As massive anti-government demonstrations took place across the country following Friday prayers, four civilians were reported to have been killed after security forces opened fire on protesters in the district of Kanaker in the capital, Damascus.
Two protesters were reported killed in Hama, and one in the city of Hamouriya, not far from Damascus. Two others were reported killed trying to cross the border and flee into Jordan, according to reports.
Six reported deaths in the Bab Amro area of Homs on Friday came a day after 22 civilians were reportedly killed there in a military crackdown.
"Syrian security forces continue to shell and launch attacks on Bab Amro district," said Al Jazeera's Nisreen El-Shamayleh, reporting from Jordan.
"At least 10 people were injured, but ambulances were prevented from entering the area to reach the wounded. And we are hearing reports that planes are still hovering over the district," El-Shamayleh said.
Specific information about the three other reported deaths was not immediately available.
In the port city of Latakia, an activist said he counted 13 security trucks surrounding the main Arsalan mosque. He said at least three protesters were wounded by security forces firing in front of the Bazar mosque in the centre of the city.

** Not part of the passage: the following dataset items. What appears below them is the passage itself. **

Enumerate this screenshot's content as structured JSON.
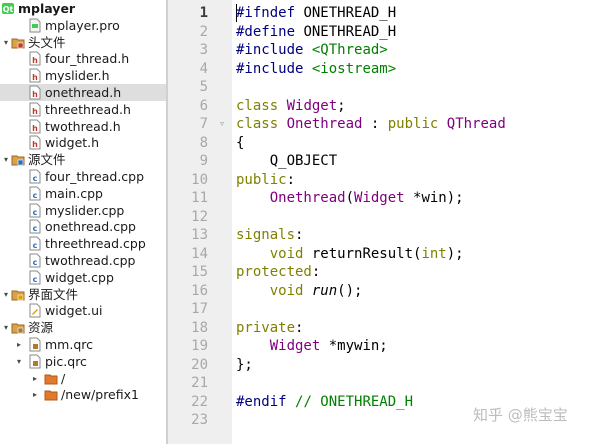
{
  "project_tree": {
    "items": [
      {
        "label": "mplayer",
        "depth": 0,
        "arrow": "",
        "icon": "qt-project-icon",
        "bold": true
      },
      {
        "label": "mplayer.pro",
        "depth": 1,
        "arrow": "",
        "icon": "pro-file-icon"
      },
      {
        "label": "头文件",
        "depth": 0,
        "arrow": "▾",
        "icon": "header-folder-icon"
      },
      {
        "label": "four_thread.h",
        "depth": 1,
        "arrow": "",
        "icon": "h-file-icon"
      },
      {
        "label": "myslider.h",
        "depth": 1,
        "arrow": "",
        "icon": "h-file-icon"
      },
      {
        "label": "onethread.h",
        "depth": 1,
        "arrow": "",
        "icon": "h-file-icon",
        "selected": true
      },
      {
        "label": "threethread.h",
        "depth": 1,
        "arrow": "",
        "icon": "h-file-icon"
      },
      {
        "label": "twothread.h",
        "depth": 1,
        "arrow": "",
        "icon": "h-file-icon"
      },
      {
        "label": "widget.h",
        "depth": 1,
        "arrow": "",
        "icon": "h-file-icon"
      },
      {
        "label": "源文件",
        "depth": 0,
        "arrow": "▾",
        "icon": "source-folder-icon"
      },
      {
        "label": "four_thread.cpp",
        "depth": 1,
        "arrow": "",
        "icon": "cpp-file-icon"
      },
      {
        "label": "main.cpp",
        "depth": 1,
        "arrow": "",
        "icon": "cpp-file-icon"
      },
      {
        "label": "myslider.cpp",
        "depth": 1,
        "arrow": "",
        "icon": "cpp-file-icon"
      },
      {
        "label": "onethread.cpp",
        "depth": 1,
        "arrow": "",
        "icon": "cpp-file-icon"
      },
      {
        "label": "threethread.cpp",
        "depth": 1,
        "arrow": "",
        "icon": "cpp-file-icon"
      },
      {
        "label": "twothread.cpp",
        "depth": 1,
        "arrow": "",
        "icon": "cpp-file-icon"
      },
      {
        "label": "widget.cpp",
        "depth": 1,
        "arrow": "",
        "icon": "cpp-file-icon"
      },
      {
        "label": "界面文件",
        "depth": 0,
        "arrow": "▾",
        "icon": "forms-folder-icon"
      },
      {
        "label": "widget.ui",
        "depth": 1,
        "arrow": "",
        "icon": "ui-file-icon"
      },
      {
        "label": "资源",
        "depth": 0,
        "arrow": "▾",
        "icon": "resources-folder-icon"
      },
      {
        "label": "mm.qrc",
        "depth": 1,
        "arrow": "▸",
        "icon": "qrc-file-icon"
      },
      {
        "label": "pic.qrc",
        "depth": 1,
        "arrow": "▾",
        "icon": "qrc-file-icon"
      },
      {
        "label": "/",
        "depth": 2,
        "arrow": "▸",
        "icon": "prefix-folder-icon"
      },
      {
        "label": "/new/prefix1",
        "depth": 2,
        "arrow": "▸",
        "icon": "prefix-folder-icon"
      }
    ]
  },
  "editor": {
    "file": "onethread.h",
    "current_line": 1,
    "fold_markers": {
      "7": "▿"
    },
    "lines": [
      [
        [
          "m",
          "#ifndef"
        ],
        [
          "p",
          " ONETHREAD_H"
        ]
      ],
      [
        [
          "m",
          "#define"
        ],
        [
          "p",
          " ONETHREAD_H"
        ]
      ],
      [
        [
          "m",
          "#include"
        ],
        [
          "p",
          " "
        ],
        [
          "s",
          "<QThread>"
        ]
      ],
      [
        [
          "m",
          "#include"
        ],
        [
          "p",
          " "
        ],
        [
          "s",
          "<iostream>"
        ]
      ],
      [],
      [
        [
          "k",
          "class"
        ],
        [
          "p",
          " "
        ],
        [
          "t",
          "Widget"
        ],
        [
          "p",
          ";"
        ]
      ],
      [
        [
          "k",
          "class"
        ],
        [
          "p",
          " "
        ],
        [
          "t",
          "Onethread"
        ],
        [
          "p",
          " : "
        ],
        [
          "k",
          "public"
        ],
        [
          "p",
          " "
        ],
        [
          "t",
          "QThread"
        ]
      ],
      [
        [
          "p",
          "{"
        ]
      ],
      [
        [
          "p",
          "    Q_OBJECT"
        ]
      ],
      [
        [
          "k",
          "public"
        ],
        [
          "p",
          ":"
        ]
      ],
      [
        [
          "p",
          "    "
        ],
        [
          "t",
          "Onethread"
        ],
        [
          "p",
          "("
        ],
        [
          "t",
          "Widget"
        ],
        [
          "p",
          " *win);"
        ]
      ],
      [],
      [
        [
          "k",
          "signals"
        ],
        [
          "p",
          ":"
        ]
      ],
      [
        [
          "p",
          "    "
        ],
        [
          "k",
          "void"
        ],
        [
          "p",
          " returnResult("
        ],
        [
          "k",
          "int"
        ],
        [
          "p",
          ");"
        ]
      ],
      [
        [
          "k",
          "protected"
        ],
        [
          "p",
          ":"
        ]
      ],
      [
        [
          "p",
          "    "
        ],
        [
          "k",
          "void"
        ],
        [
          "p",
          " "
        ],
        [
          "i",
          "run"
        ],
        [
          "p",
          "();"
        ]
      ],
      [],
      [
        [
          "k",
          "private"
        ],
        [
          "p",
          ":"
        ]
      ],
      [
        [
          "p",
          "    "
        ],
        [
          "t",
          "Widget"
        ],
        [
          "p",
          " *mywin;"
        ]
      ],
      [
        [
          "p",
          "};"
        ]
      ],
      [],
      [
        [
          "m",
          "#endif"
        ],
        [
          "p",
          " "
        ],
        [
          "c",
          "// ONETHREAD_H"
        ]
      ],
      []
    ]
  },
  "watermark": "知乎 @熊宝宝"
}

"They were hit and taken by the security forces. In front of every mosque in Latakia there are several hundred security personnel carrying either batons, handguns, or automatic rifles," the activist said.
Friday's violence came as Syria's government announced details of a week-long amnesty period, starting from Saturday.
"The interior ministry calls on citizens who carried weapons, sold them, delivered them, transported them or funded buying them, and did not commit crimes, to hand themselves into the nearest police station," state television said on Friday.
"The interior ministry assures that those who turn themselves in ... will then be freed immediately and it will be considered as a general amnesty," the state media said.
The US State Department advised Syrians against turning themselves in.
"I wouldn't advise anybody to turn themselves in to regime authorities at the moment," Victoria Nuland, a US spokesperson, told reporters.
The renewed violence appeared to contravene a mediation deal agreed between Damascus and the Arab League on Wednesday which had called for Syrian troops to end their presence in cities and residential areas.
The agreement, which also called for the release of all political prisoners and monitoring of the situation inside Syria by league officials and foreign media, was announced at an emergency meeting in Cairo, where the regional body gathered to discuss plans to ease the violence and end the unrest in Syria.
The peace deal "emphasised the need for the immediate, full and exact implementation of the articles in the plan", but members of the Syrian National Council (SNC), an umbrella opposition group, have voiced serious scepticism over the government's willingness and sincerity to put the deal into effect.
"There is no indication on the ground that the Syrian government has at all started implementing the Arab League proposal to end the unrest," Al Jazeera's El-Shamayleh said.